Modified the neural network to capture nonlinear system

I tried to use NeuralPDE to solve ODE problem and my code is below:

domains = [t ∈ Interval(0.0,25.0)]


chain =[Lux.Chain(Dense(1,10,Lux.tanh),Dense(10,20,Lux.tanh),Dense(20,10,Lux.tanh),Dense(10,1)) for _ in 1:12]

dvs = [delta1(t),delta2(t),delta3(t),omega1(t),omega2(t),omega3(t),TM1(t),TM2(t),TM3(t),Psv1(t),Psv2(t),Psv3(t)]

@named pde_system = PDESystem(eqs,bcs,domains,[t],dvs)

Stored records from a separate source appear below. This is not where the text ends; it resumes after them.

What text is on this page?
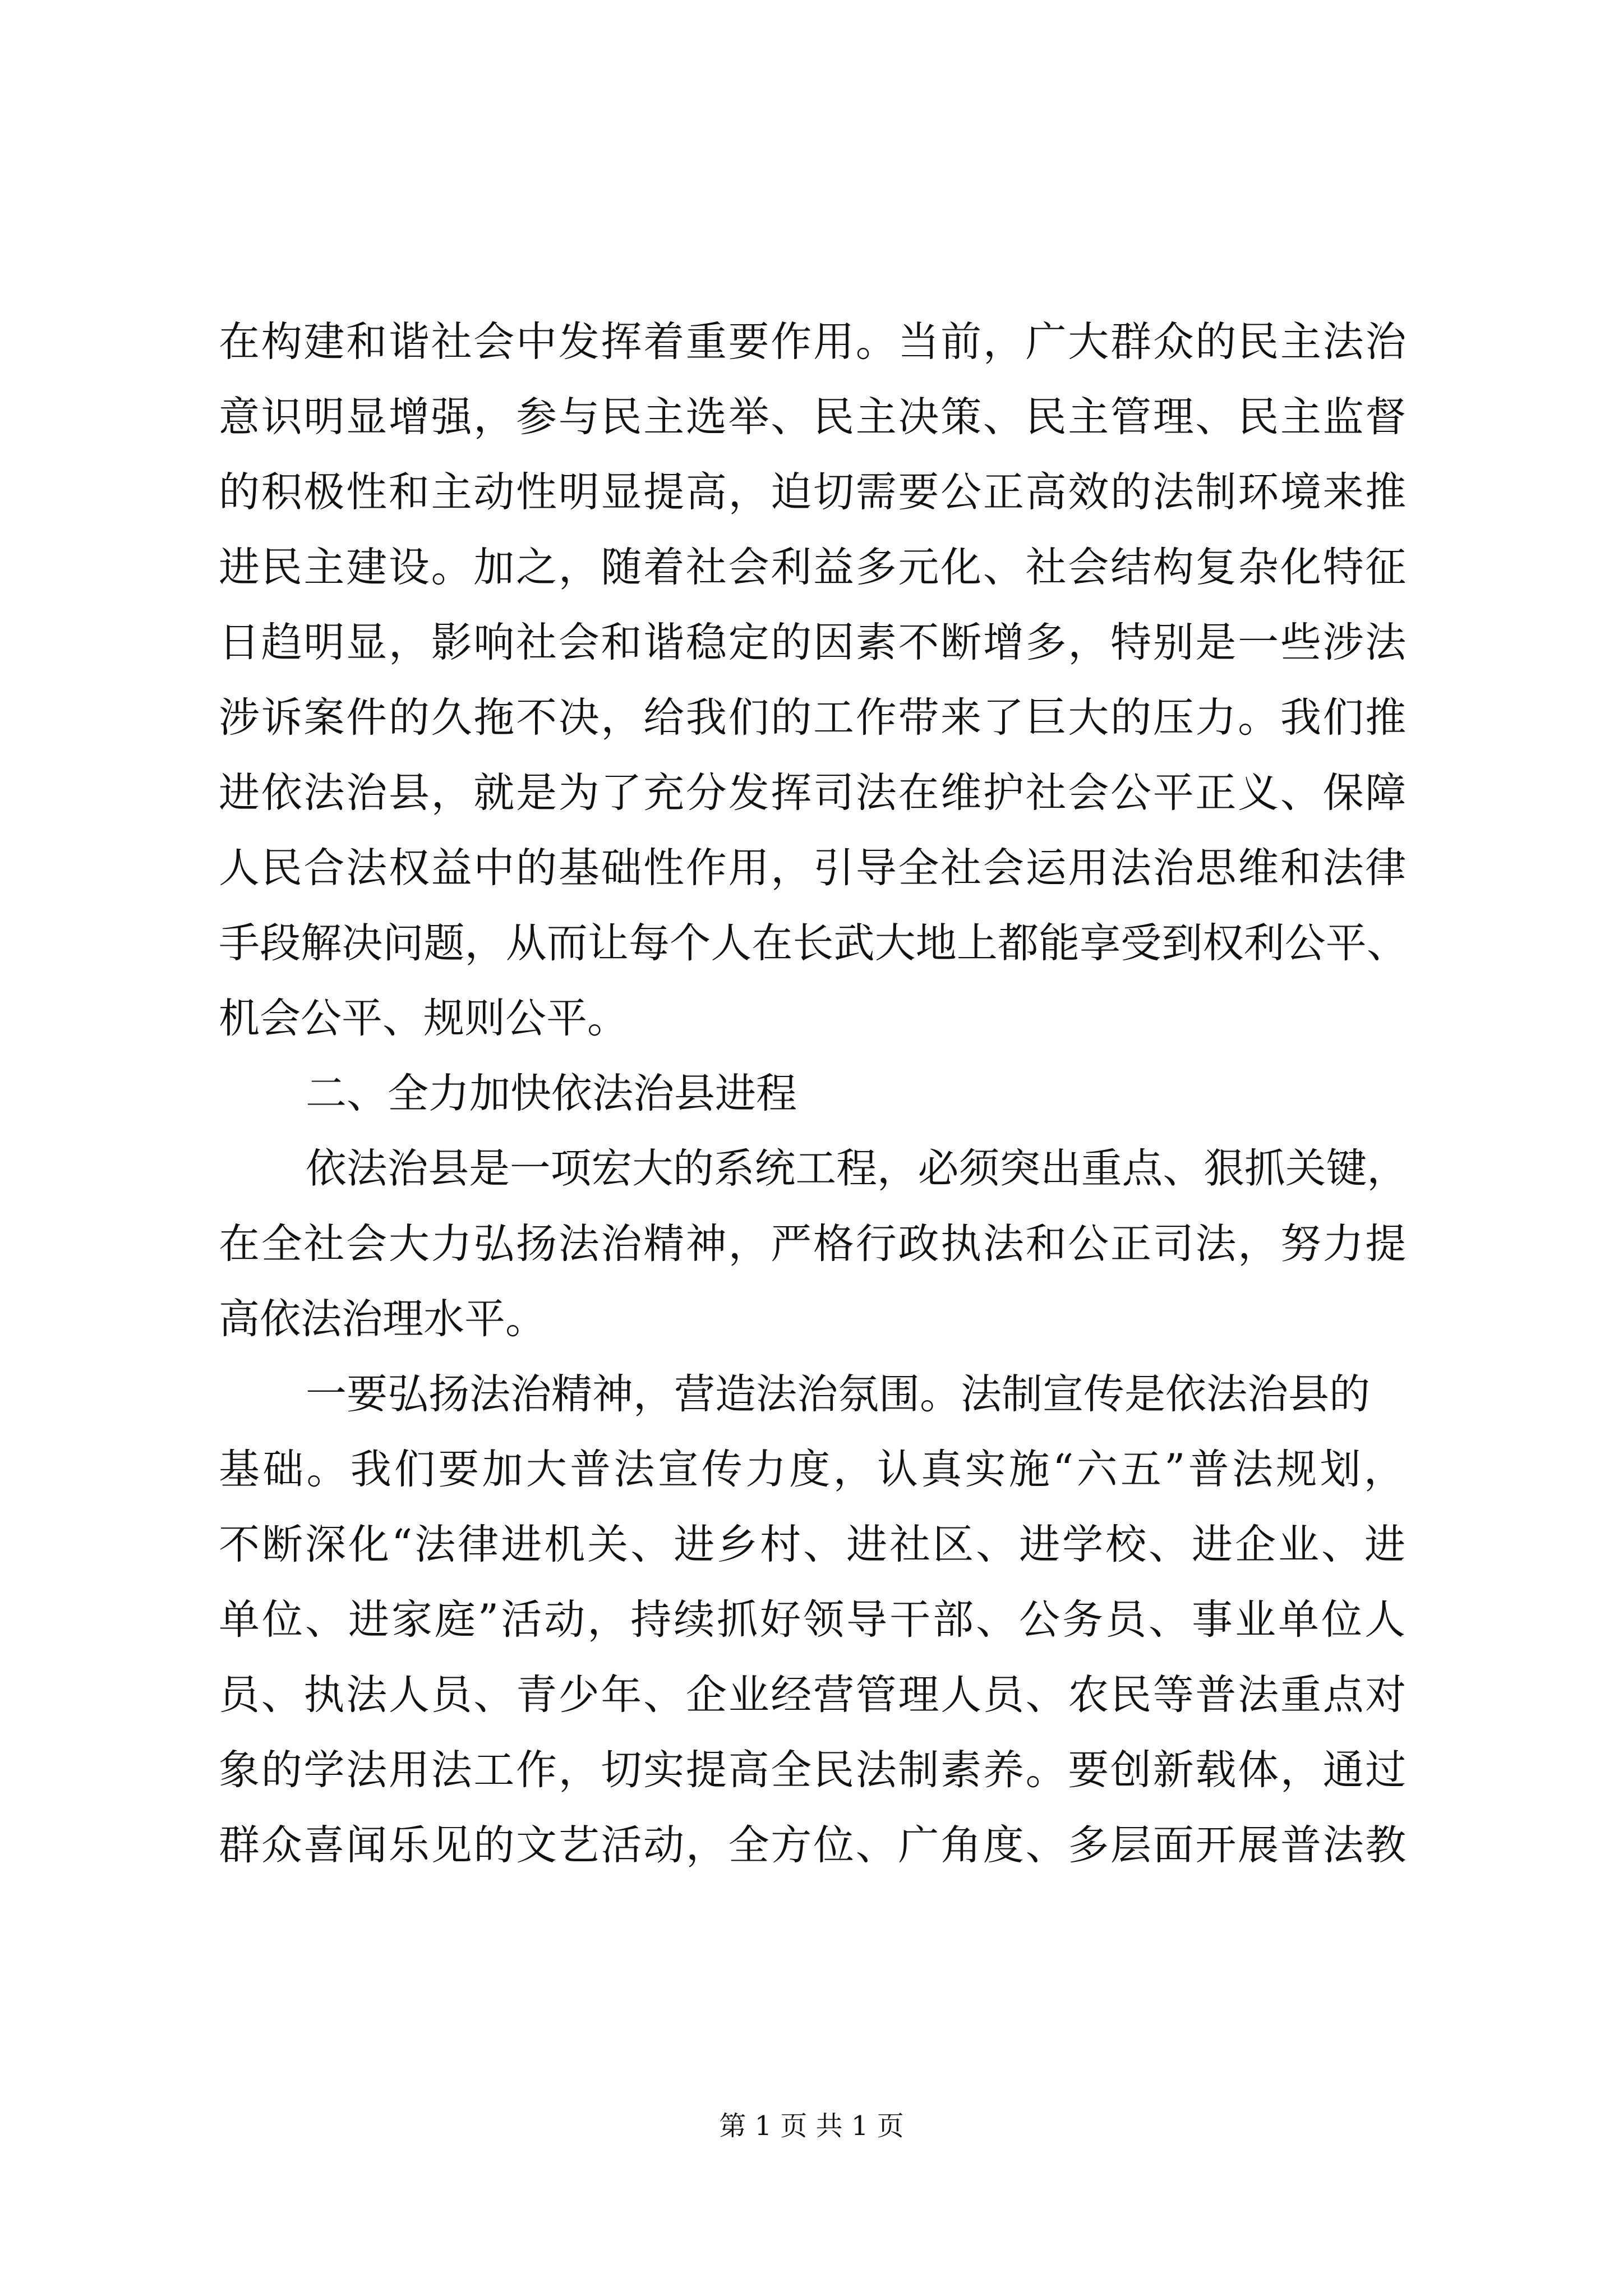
在构建和谐社会中发挥着重要作用。当前，广大群众的民主法治
意识明显增强，参与民主选举、民主决策、民主管理、民主监督
的积极性和主动性明显提高，迫切需要公正高效的法制环境来推
进民主建设。加之，随着社会利益多元化、社会结构复杂化特征
日趋明显，影响社会和谐稳定的因素不断增多，特别是一些涉法
涉诉案件的久拖不决，给我们的工作带来了巨大的压力。我们推
进依法治县，就是为了充分发挥司法在维护社会公平正义、保障
人民合法权益中的基础性作用，引导全社会运用法治思维和法律
手段解决问题，从而让每个人在长武大地上都能享受到权利公平、
机会公平、规则公平。
二、全力加快依法治县进程
依法治县是一项宏大的系统工程，必须突出重点、狠抓关键，
在全社会大力弘扬法治精神，严格行政执法和公正司法，努力提
高依法治理水平。
一要弘扬法治精神，营造法治氛围。法制宣传是依法治县的
基础。我们要加大普法宣传力度，认真实施“六五”普法规划，
不断深化“法律进机关、进乡村、进社区、进学校、进企业、进
单位、进家庭”活动，持续抓好领导干部、公务员、事业单位人
员、执法人员、青少年、企业经营管理人员、农民等普法重点对
象的学法用法工作，切实提高全民法制素养。要创新载体，通过
群众喜闻乐见的文艺活动，全方位、广角度、多层面开展普法教
第 1 页 共 1 页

strategy = NeuralPDE.GridTraining(0.01)
discretization = PhysicsInformedNN(chain, strategy, additional_loss = NeuralPDE.GradientScaleAdaptiveLoss(20), adaptive_loss  = NeuralPDE.GradientScaleAdaptiveLoss(20))
sym_prob = NeuralPDE.symbolic_discretize(pde_system, discretization)

pde_loss_functions = sym_prob.loss_functions.pde_loss_functions
bc_loss_functions = sym_prob.loss_functions.bc_loss_functions

callback = function (p, l)
    println("loss: ", l)
    return false
end
loss_functions =  [pde_loss_functions;bc_loss_functions]

function loss_function(θ,p)
    sum(map(l->l(θ) ,loss_functions))
end


f_ = OptimizationFunction(loss_function, Optimization.AutoZygote())
prob = Optimization.OptimizationProblem(f_, sym_prob.flat_init_params);
phi = sym_prob.phi;

I got the result for the phase angle from the NeuralPDE and the classical method as follows:
NeuralPDE
phase angle
Classical method
phase

When I compared the result from NeuralPDE with the results from the classical method I think it was good for the first 5 seconds. But the NeuralPDE can not capture the problem after 5 seconds, although I have set the time domains is 25 seconds. (I also try to set the domains longer but got the same results).
Please help me with how could I modify the NeuralPDE to expand the network to hold time domains.
Thank you all.

Can you open an issue? This would be a good test case for something like adaptive reweighing.

I am sorry, I do not know what you mean. You asked me that have I solved it or do you want me to open the issue? (make as having solution)

I want you to open an issue on NeuralPDE.jl so someone can take a deeper look.

I have created a new issue on NeuralPDE.jl GitHub.